The non-linear utility functions for both work and welfare might further exacerbate the problem, especially if we relax the assumption that 0 < γ = δ < 1 by allowing γ < δ, meaning that utility from work diminishes at a faster pace than the utility from welfare. A simple graphical illustration of the paradox is offered in Fig 1.
This figure illustrates the paradox graphically. The blue line represents the declining real wages, and at any point in time, it guarantees a higher living standard than welfare transfers (red line). This corresponds to the work incentive principle. Both lines are at any point in time above the black line, which indicates the subsistence level (kept constant for simplicity). Benefit levels from transfers are also decreasing due to a decline in welfare generosity. In the final period of time, the red and blue lines become tangent with the black line, leading to the paradox.
Discussion and concluding remarks
The model presented in this paper introduces the analytical conditions under which the welfare versus work paradox emerges. We label this condition as the welfare versus work paradox, since it highlights the analytical conditions under which a clear conflict arises between the work incentive principle and welfare. This paradox highlights an inconsistency insofar as the work incentive principle - that work should be economically preferable to welfare - does not deliver a situation that makes the agent better off in terms of utility.
This paradox arises specifically when (i) the lowest wages in the labor market and (ii) the diminishing benefit levels from welfare programs converge around the subsistence income level. Additionally, we assume that the effort required to earn an income equal to subsistence exceeds the cost of claiming a benefit at that same level. Under these conditions, welfare becomes a more attractive option than employment, thereby violating the work incentive principle and activating the paradox.
This suggests the following policy implications for the work incentive principle to remain valid: the wage floor in the labor market (the real minimum wages) must be kept consistently above the subsistence threshold at any point in time. This policy insight should be considered among the other features of the minimum wage design that are currently being considered in this ongoing debate [8,10].
Ideally, the gap between the lowest wages in the labor market (or the minimum wages, when present and institutionally designed) and the subsistence level should be sufficiently large to allow for a positive degree of welfare generosity, namely benefit levels allowing a higher standard of living than the subsistence level.

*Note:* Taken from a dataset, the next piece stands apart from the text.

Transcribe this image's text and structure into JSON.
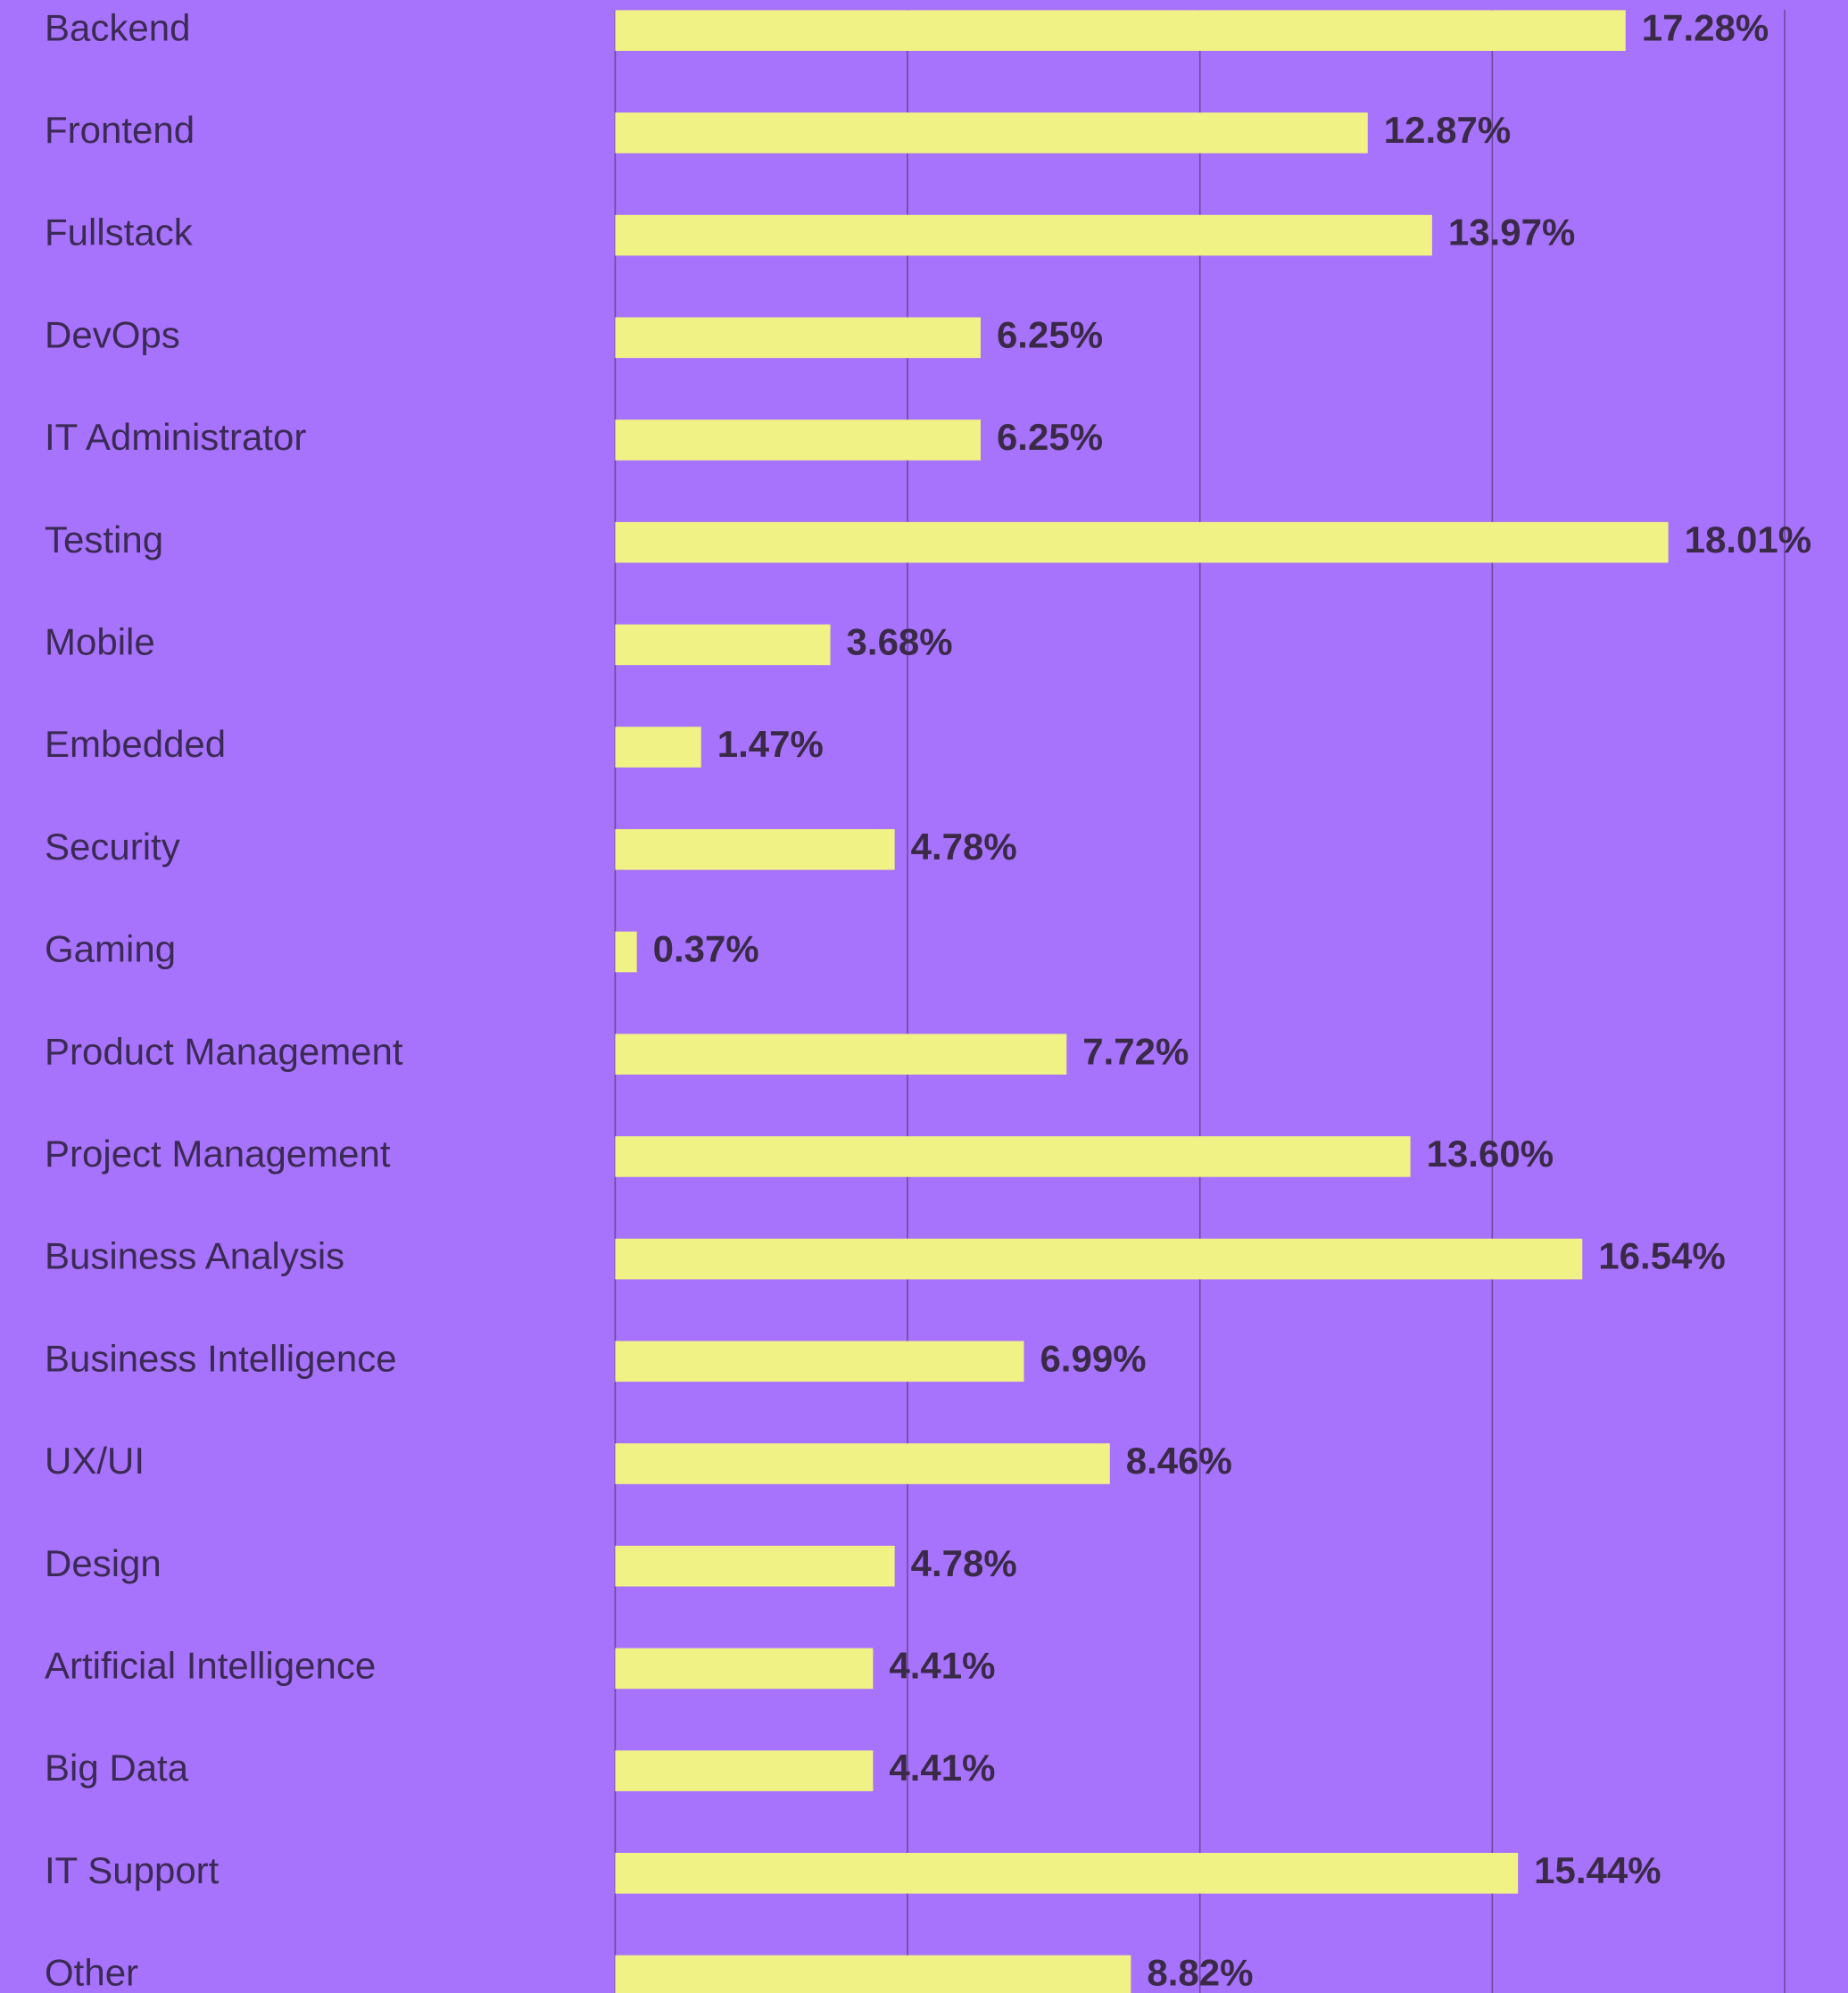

Future research should advance these findings along several lines: (i) enhancing the model by permitting agents to combine work and welfare benefits or transition between the two groups; (ii) introducing heterogeneous effort costs across individuals, allowing for different abilities and varying opportunity costs of time; and (iii) empirically estimating the effects of the identified paradox, aiming to determine whether welfare indeed becomes the preferred option over work in contexts where the lowest wages and benefit levels converge at the subsistence threshold.
Acknowledgments
I am grateful for comments and suggestions on this research from Paolo Piacquadio, Marco Ranaldi, Bård Smedsvik. The views expressed herein are those of the author and do not necessarily reflect those of his institutions. All errors are his own.